Vor dem 11.9.2001 mussten noch Randalierer und Taschendiebe als Ursache herhalten, damit öffentliche Plätze mit Kameras überwacht werden. Dann begann der Kampf gegen den Terror. Heldenhaft warfen sich Regierungsbanausen in Washington, London, Berlin, Wien, Moskau usw... in den Kampf um die bösen Terroristen zu vernichten. Rasterfahndungen und massenweise Hausdurchsuchungen standen auf der Tagesordnung. Internet- und Telefonprovider wurden verpflichtet Datenhalden mit Verbindungsdaten ihrer Kunden anzulegen. Post- und Bankgeheimnis gerieten in Vergessenheit. Terrorist(enjäger) Schäuble erfand den Bundestrojaner, um Privatcomputer durchsuchen zu können, sobald sie sich mit dem Internet verbinden. Biometrische Daten wurden gespeichert, um Ausweise um kleine Chips zu ergänzen. (Nein, die kann mensch nicht essen.) Entwürdigende Abtastorgien an sicherheitsrelevanten Plätzen wie z.B. Flughäfen wurden selbstverständlich.
Doch das alles war nur der Anfang (siehe auch: Thomas Meyer-Falk/Zwangsarbeit in Zeiten von „HARTZ 4“). Die Erfahrungen der Terrorismusbekämpfung wurden nun auf die Zivilebene verlagert. Dass diese nicht mehr existiert, dürfte spätestens seit dem Armee-Einsatz beim G8-Treffen in Heiligendamm klar sein. Mensch hätte das aber schon ahnen können, als ein geisteskranker Minister damals auf Idee kam, Passagiermaschinen auf Verdacht abschießen zu wollen... (Wie hieß er gleich?)

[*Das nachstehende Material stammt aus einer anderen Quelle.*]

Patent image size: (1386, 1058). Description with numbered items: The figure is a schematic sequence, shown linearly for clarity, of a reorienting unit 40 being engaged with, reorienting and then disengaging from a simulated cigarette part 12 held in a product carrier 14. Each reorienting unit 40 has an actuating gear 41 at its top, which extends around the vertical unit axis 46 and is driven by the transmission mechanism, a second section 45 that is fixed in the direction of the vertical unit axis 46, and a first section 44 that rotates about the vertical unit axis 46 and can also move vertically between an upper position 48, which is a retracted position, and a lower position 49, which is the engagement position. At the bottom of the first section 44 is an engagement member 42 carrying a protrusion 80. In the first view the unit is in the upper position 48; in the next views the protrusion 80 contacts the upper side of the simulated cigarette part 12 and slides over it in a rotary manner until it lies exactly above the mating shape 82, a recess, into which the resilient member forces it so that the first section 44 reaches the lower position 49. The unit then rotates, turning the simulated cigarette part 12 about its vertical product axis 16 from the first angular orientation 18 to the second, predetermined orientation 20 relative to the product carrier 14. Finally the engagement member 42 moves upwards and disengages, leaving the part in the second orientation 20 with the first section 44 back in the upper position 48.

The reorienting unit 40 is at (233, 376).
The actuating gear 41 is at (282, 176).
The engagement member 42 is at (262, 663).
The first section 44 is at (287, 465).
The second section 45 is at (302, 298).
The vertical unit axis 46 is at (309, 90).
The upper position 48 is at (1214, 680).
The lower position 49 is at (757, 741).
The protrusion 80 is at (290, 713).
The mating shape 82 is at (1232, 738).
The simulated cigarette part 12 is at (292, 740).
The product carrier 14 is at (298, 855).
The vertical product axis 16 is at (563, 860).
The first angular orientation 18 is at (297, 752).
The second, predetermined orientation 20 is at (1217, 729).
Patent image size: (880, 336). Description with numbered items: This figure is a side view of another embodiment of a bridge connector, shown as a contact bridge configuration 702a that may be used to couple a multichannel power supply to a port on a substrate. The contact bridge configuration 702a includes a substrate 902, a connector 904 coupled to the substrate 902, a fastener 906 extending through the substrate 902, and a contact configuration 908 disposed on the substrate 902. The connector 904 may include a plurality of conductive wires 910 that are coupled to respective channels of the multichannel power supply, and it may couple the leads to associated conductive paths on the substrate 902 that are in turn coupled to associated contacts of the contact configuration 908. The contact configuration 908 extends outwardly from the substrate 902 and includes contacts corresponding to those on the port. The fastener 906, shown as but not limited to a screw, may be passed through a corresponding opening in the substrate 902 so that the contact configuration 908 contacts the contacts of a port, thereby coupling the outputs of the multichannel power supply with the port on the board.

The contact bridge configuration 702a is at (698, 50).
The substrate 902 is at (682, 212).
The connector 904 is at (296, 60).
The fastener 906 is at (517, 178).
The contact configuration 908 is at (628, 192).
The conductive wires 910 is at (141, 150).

Die Wirtschaft erhielt als erstes ein kleines Geschenk für's Mitmachen. Das waren neben einigen Steuermillionen mehrere Millionen 1-Euro-Jobber, die jetzt offiziell nicht mehr als "arbeitslos" galten, nur seltsam dass die Bewerbungsauflagen der Eingliederungsverträge bestehen blieben. Der historisch in Vergessenheit geratende Tagelöhner wurde plötzlich wiederentdeckt. Die sogenannten Zeitarbeitsfirmen wurden zu diesem Zweck staatlich subventioniert. Hätte Karl Marx sich einen besseren Rehabilitanten als Peter Hartz wünschen können? Als bald schwirrten neue Abstrusitäten durch kranke Berliner Beamtenhirne. Es sollte eine zentrale Datenbank (bis 2012) angelegt werden, die alle für den Kapitalverwertungsprozess zur Verfügung stehenden Personen erfasste. Zu diesem Zweck erhielten Hilfeempfänger schon mal Fragebögen mit scheinbar ganz neutralen Selbsteinschätzungen zu Fähigkeiten, Bewerbersituationen etc. sogar die Abfahr- und Ankunftzeiten öffentlicher Verkehrsmittel, die diese Menschen zum potentiellen Arbeitgeber bringen sollen, waren dabei interessant. (Das Spielchen mit der Selbsteinschätzung ist natürlich raffiniert, stapelt mensch zu tief, so wird dies künftig Bestandteil von Eingliederungsvereinbarungen, stapelt mensch zu hoch, so kann einem mangelndes Bemühen nachgewiesen werden, sagt mensch die Wahrheit, ergibt sich ein schöner Datensatz für die zentrale Arbeitskräftedatei.) Natürlich blieb dies nicht auf "Arbeitslose" beschränkt. Menschen die noch Arbeit hatten, konnten nun sicher sein, dass Kontobewegungen zentral in Berlin registriert wurden, damit die Lohnhöhe auch nachprüfbar ist und der Verwaltungsaufwand bei den Finanzämtern sinkt. Aber auch an die Rentenkassen wurde gedacht. So sollte jeder Kleinstunternehmer verpflichtet werden Stechuhren in seinem Betrieb aufzustellen, damit die Rentenberechnung künftig über die Anwesenheitszeit in den Betrieben erfolgen konnte. Dass auch Krankenversicherer auf die Daten Zugriff haben, weil sie müssen ja prüfen können, ob es wirklich ein Wegeunfall war und dazu brauchen sie schon die genaue Anwesenheitszeit jedes Arbeiters bundesweit, sei nur am Rande bemerkt.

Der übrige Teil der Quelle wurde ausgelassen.